DuPont Delrin is a modern plastic that produces a warm sound, provides durability and a matte surface for greater grip. It’s used to make Dunlop’s classic Tortex line, which was the pick of choice for much of the ‘90s grunge scene; Kurt Cobain, Pearl Jam and Soundgarden to name a few. Nylon picks, on the other hand, are comparatively thinner and therefore produce a brighter sound, while providing more malleability, and less slippage with textured grips. The Herco Flex is a nylon pick famously used by Jimmy Page and Gene Simmons. Stone, metal and other harder materials all lend themselves to a more potent string attack, and bolder tones.

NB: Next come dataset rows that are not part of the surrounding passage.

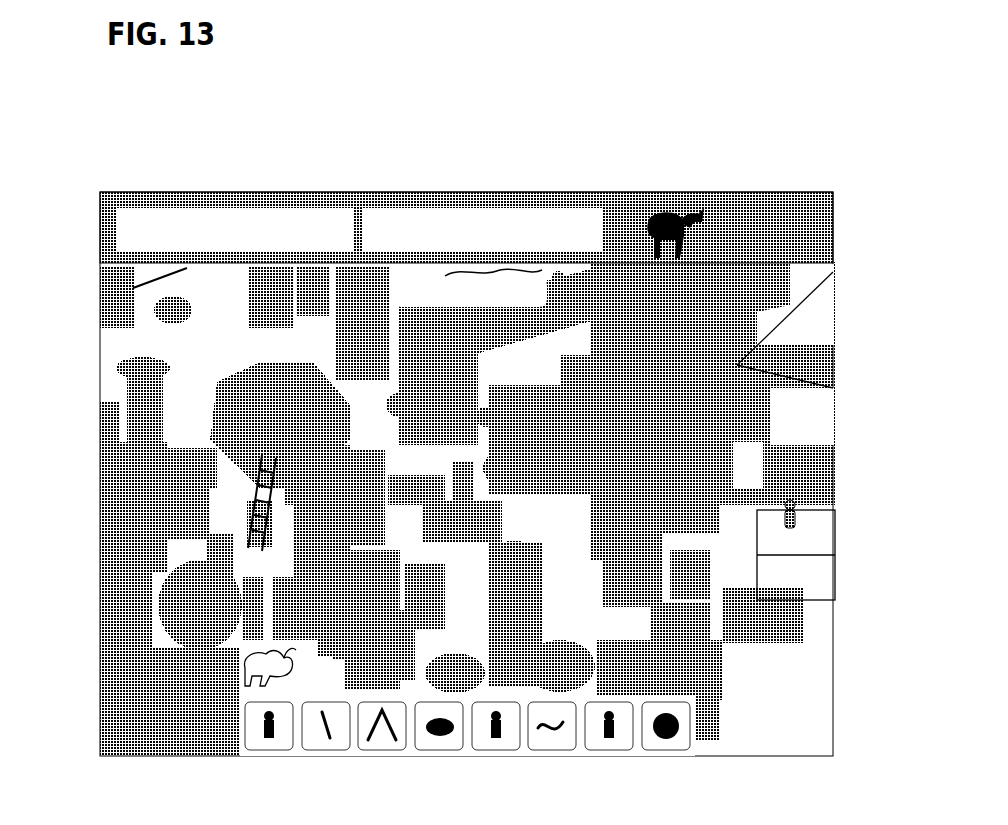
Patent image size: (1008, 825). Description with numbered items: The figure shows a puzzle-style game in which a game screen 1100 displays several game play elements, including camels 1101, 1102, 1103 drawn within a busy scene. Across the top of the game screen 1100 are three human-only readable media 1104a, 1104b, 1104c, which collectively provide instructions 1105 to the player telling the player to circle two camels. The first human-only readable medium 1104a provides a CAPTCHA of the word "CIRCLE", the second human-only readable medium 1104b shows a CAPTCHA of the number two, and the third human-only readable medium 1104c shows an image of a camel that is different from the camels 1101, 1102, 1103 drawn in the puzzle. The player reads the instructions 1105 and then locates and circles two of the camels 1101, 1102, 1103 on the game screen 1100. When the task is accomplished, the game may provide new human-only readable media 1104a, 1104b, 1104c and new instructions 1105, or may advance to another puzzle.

The game screen 1100 is at (203, 193).
The camel 1101 is at (250, 475).
The camel 1102 is at (796, 512).
The camel 1103 is at (233, 650).
The first human-only readable medium 1104a is at (250, 213).
The second human-only readable medium 1104b is at (423, 213).
The third human-only readable medium 1104c is at (668, 208).
The instructions 1105 is at (505, 150).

Thinner picks that range from .40 to .60 mm project a lighter sound, a more trebly tone, and are ideal for acoustic playing – the bend and slight deflection after striking the strings a key part of that nice acoustic twang. Picks in the range of .60 to .80 mm produce greater bass and midrange tone than thinner picks, and are therefore more suited to rock rhythm and lead. For a sound that has a greater girth – that is more-rounded with greater volume – anything over .80 will work. And then there’s the bottom-heavy 1.5 mm plus range that lends itself to the weighty side of jazz and impactful metal.

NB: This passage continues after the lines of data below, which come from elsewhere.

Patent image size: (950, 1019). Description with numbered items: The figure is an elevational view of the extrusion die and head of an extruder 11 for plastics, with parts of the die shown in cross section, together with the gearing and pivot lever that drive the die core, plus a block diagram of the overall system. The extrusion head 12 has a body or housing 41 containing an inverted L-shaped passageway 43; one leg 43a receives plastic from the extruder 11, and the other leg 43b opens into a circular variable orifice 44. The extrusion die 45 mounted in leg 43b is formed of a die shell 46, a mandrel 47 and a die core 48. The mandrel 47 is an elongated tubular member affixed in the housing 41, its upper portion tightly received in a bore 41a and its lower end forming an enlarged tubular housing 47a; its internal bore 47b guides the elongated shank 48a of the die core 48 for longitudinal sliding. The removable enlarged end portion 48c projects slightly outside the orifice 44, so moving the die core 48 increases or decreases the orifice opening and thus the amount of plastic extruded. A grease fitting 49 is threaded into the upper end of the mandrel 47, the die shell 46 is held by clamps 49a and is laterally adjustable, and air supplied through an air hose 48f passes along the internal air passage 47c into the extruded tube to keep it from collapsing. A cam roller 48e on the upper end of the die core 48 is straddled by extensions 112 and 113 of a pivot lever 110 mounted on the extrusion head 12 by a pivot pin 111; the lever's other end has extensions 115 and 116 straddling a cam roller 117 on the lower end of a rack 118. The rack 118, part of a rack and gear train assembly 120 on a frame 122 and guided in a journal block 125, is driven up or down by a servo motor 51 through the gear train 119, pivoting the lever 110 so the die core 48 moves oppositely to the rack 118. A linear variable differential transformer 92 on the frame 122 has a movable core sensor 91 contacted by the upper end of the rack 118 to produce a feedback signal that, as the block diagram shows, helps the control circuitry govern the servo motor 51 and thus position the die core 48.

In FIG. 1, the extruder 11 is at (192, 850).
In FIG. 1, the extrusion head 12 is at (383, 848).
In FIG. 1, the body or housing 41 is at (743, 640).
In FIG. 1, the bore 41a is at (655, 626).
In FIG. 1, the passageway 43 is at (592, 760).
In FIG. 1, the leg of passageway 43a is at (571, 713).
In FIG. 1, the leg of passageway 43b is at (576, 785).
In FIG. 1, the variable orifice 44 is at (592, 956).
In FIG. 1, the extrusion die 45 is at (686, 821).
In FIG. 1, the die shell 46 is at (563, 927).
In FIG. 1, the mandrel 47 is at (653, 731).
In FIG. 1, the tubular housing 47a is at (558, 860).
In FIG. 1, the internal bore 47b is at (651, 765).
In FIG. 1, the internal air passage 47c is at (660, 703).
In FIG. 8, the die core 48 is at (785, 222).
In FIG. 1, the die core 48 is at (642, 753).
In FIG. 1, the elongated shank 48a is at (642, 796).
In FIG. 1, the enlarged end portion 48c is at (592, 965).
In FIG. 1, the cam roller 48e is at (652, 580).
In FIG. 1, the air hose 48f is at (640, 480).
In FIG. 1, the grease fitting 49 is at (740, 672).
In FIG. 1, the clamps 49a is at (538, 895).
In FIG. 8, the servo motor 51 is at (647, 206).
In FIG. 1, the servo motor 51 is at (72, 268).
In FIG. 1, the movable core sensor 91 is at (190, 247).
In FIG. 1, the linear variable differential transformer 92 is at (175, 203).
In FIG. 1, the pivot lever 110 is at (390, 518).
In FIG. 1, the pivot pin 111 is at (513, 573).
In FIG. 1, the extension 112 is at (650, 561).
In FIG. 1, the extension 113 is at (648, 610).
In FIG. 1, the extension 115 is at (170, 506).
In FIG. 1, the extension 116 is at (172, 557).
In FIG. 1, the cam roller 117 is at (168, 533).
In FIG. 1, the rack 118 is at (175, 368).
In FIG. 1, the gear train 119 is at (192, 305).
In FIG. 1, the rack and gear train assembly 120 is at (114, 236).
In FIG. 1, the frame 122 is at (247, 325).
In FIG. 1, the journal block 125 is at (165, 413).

A pointier, sharper tip brings forth greater precision and accuracy, and is the central shape of jazz-oriented picks. The teardrop-shaped Dunlop Ultex Jazz III picks, for instance, are designed for playing lead, and striking single notes with speed. The equilateral pick offers up the use of each corner, while the fin shape pick can be applied in two different ways – either using the blunt end for a full bodied chord, or the shark-like crevices for a harsh, scratching pick scrape.
The material, thickness and shape of a guitar pick are all factors that should be considered when deciding what’s best for you’re playing – each can be the difference in capturing your desired tone, or nailing your style and genre.